Víctor Bernardo foi vice-ministro da Planificação e Desenvolvimento no Governo de Armando Guebuza. E na qualidade de presidente do conselho de administração da ProIndicus, terá assinado os termos e condições financeiras para a contratação do primeiro empréstimo da ProIndicus ao banco Credit Suisse, juntamente com Maria Isaltina de Sales Lucas.
Foto: Ferhat Momade
Indivíduo "R"
Alberto Ricardo Mondlane, ex-ministro do Interior, terá assinado em nome do Estado o contrato de concessão da ProIndicus, juntamente com Nyusi, Chang e Rosário. Um email citado pela justiça dos EUA deixa a entender que titulares de alguns ministérios moçambicanos envolvidos no caso, entre eles o do Interior, iriam querer a sua "fatia de bolo" enquanto estivessem no Governo.
Foto: DW/B . Jaquete
Indivíduo "Q"
Filipe Nyusi, na altura ministro da Defesa, seria identificado como indivíduo "Q" no relatório. Uma carta publicada em 2019 pela imprensa moçambicana revela que Nyusi terá instruído os responsáveis da Ematum, MAM e ProIndicus a fazerem o empréstimo. Afinal, parte dessas empresas estavam sob tutela do seu ministério. Hoje Presidente da República, Nyusi nunca esclareceu a sua participação no caso.

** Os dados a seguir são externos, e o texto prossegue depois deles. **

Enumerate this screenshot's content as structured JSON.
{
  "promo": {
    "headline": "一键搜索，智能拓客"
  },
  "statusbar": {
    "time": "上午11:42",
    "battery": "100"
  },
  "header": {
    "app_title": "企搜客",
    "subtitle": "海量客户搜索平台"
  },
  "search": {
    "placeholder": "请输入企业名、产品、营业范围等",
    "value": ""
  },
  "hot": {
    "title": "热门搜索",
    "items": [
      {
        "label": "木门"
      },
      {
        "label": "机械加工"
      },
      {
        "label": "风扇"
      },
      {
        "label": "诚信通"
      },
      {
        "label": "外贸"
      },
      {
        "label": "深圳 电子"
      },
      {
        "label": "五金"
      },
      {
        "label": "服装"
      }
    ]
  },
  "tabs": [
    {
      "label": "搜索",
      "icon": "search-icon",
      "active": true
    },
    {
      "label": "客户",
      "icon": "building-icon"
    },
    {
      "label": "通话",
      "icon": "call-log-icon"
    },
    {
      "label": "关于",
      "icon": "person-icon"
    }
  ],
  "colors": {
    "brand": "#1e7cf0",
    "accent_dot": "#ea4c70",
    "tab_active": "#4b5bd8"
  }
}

Foto: picture-alliance/Anadolu Agency/M. Yalcin
Indivíduo "U"
Supõe-se que Ernesto Gove, ex-governador do Banco de Moçambique, seja o indivíduo "U". Terá sido uma das entidades que autorizou a contração dos empréstimos. E neste contexto, em abril de 2019 foi constituído arguido no processo judicial sobre as dívidas ocultas. Entretanto, em 2016 Gove terá dito que não tinha conhecimento do caso das dívidas. (galeria em atualização)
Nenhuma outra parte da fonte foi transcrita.